Cardiovascular Safety

The Examination of Cardiovascular Outcomes With Alogliptin Versus Standard of Care in patients with type 2 diabetes mellitus and acute coronary syndrome (EXAMINE) study (N = 5,380) compared alogliptin with placebo in combination with standard of care among individuals with type 2 diabetes mellitus (T2DM) and acute coronary syndrome (ACS). The primary objective of this study was to demonstrate non-inferiority of alogliptin versus placebo with respect to a composite of major adverse cardiac events (MACE) in high-risk T2DM patients. The hazard ratio for the primary MACE composite outcome confirmed the non-inferiority hypothesis (hazard ratio [one-sided 95% CI] 0.96 [1.16]). The LSMD in change from baseline A1C between the alogliptin and placebo groups was −0.4% (95% CI, −0.4 to −0.3). The overall safety profile of alogliptin was similar to placebo during the course of the study, and there were no apparent differences in the rates of SAEs between the two groups.
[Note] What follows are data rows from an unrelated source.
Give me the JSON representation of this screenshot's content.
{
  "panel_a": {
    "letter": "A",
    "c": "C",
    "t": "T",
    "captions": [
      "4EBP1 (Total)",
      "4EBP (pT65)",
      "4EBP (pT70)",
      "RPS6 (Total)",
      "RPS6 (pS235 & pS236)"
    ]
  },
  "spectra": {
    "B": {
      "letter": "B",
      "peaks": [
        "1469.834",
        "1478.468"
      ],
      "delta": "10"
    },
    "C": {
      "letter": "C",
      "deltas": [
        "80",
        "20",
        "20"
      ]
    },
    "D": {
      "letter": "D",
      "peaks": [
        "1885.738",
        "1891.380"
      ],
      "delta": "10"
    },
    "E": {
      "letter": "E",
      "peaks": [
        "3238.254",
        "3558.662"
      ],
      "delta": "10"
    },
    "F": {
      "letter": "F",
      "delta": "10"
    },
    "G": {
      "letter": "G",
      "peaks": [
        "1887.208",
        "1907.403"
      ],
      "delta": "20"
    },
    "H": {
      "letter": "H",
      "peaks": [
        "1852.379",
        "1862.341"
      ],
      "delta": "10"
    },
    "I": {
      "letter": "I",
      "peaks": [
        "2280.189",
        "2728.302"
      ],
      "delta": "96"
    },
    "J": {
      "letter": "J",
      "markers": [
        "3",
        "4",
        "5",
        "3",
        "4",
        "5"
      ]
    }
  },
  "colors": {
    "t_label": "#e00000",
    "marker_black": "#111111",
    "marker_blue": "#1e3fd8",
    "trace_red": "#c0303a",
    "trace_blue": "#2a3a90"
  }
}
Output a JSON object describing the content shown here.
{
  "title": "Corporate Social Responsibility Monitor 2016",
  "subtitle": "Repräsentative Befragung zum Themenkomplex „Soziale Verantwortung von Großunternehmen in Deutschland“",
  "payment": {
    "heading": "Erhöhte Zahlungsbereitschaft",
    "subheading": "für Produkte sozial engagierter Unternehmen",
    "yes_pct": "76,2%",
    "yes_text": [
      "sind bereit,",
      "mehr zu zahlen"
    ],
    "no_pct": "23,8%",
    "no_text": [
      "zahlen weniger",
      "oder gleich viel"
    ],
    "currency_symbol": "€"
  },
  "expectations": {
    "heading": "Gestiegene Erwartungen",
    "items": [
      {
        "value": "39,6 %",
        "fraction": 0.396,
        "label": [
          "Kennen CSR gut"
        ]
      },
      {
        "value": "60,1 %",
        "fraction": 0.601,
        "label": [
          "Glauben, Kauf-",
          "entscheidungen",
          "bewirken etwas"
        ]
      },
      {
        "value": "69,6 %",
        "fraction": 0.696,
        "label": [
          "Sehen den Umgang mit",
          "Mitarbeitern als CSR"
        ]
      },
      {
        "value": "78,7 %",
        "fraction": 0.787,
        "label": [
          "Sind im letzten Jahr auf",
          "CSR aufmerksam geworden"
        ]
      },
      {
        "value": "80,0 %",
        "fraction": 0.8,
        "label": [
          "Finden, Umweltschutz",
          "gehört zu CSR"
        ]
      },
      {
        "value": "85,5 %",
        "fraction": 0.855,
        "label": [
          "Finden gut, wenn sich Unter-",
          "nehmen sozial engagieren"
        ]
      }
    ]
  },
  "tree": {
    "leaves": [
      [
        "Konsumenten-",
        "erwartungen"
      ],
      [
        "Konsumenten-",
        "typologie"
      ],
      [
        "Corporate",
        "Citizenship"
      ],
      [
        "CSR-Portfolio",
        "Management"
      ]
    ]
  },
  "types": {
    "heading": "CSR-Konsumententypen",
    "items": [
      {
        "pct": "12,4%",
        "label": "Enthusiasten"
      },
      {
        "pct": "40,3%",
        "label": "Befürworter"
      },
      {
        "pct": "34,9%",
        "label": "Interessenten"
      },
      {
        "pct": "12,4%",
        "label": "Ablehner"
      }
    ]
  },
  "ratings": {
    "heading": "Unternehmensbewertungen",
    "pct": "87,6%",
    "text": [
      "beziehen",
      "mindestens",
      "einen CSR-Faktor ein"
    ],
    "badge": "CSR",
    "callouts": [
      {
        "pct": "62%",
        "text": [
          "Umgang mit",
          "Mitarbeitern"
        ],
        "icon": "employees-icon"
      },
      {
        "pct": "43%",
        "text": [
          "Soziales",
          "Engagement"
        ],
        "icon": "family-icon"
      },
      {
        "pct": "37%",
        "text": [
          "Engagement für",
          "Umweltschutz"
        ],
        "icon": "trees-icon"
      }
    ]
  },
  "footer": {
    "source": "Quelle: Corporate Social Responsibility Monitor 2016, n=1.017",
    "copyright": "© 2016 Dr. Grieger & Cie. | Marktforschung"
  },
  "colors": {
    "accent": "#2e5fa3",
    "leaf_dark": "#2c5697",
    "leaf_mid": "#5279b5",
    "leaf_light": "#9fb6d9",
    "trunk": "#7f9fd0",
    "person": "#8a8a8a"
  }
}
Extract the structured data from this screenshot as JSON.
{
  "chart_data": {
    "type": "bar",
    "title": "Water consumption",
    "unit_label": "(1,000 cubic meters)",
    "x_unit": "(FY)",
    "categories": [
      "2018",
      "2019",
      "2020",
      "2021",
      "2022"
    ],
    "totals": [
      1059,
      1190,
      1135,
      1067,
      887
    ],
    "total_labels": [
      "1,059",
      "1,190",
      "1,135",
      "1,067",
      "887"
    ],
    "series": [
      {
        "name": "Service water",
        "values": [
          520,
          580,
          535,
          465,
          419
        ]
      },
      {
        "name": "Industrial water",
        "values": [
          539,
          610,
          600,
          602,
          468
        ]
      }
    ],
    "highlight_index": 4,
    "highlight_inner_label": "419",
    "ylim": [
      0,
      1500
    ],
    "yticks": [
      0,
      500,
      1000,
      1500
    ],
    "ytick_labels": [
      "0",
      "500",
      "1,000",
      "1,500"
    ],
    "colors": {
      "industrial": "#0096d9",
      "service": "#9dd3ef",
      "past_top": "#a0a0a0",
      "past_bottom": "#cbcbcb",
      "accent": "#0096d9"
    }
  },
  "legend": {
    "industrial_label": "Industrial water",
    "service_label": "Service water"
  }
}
Alogliptin Triple Therapy With Metformin and a Sulfonylurea

In the absence of a specific trial of alogliptin as triple therapy with metformin and sulfonylurea, the manufacturer provided a post hoc exploratory subgroup analysis of patients treated with triple therapy in the EXAMINE trial. In the subgroup of patients receiving metformin and sulfonylurea at baseline, the adjusted mean difference on A1C between alogliptin and placebo ▬▬▬▬ was ▬▬▬▬. The alogliptin and placebo groups ▬▬▬▬ with respect to the incidence of overall adverse events (▬▬▬▬) in the metformin/sulfonylurea subgroup. The incidence of hypoglycemia was ▬▬▬▬. These findings should be interpreted with caution given the post hoc nature of the analysis.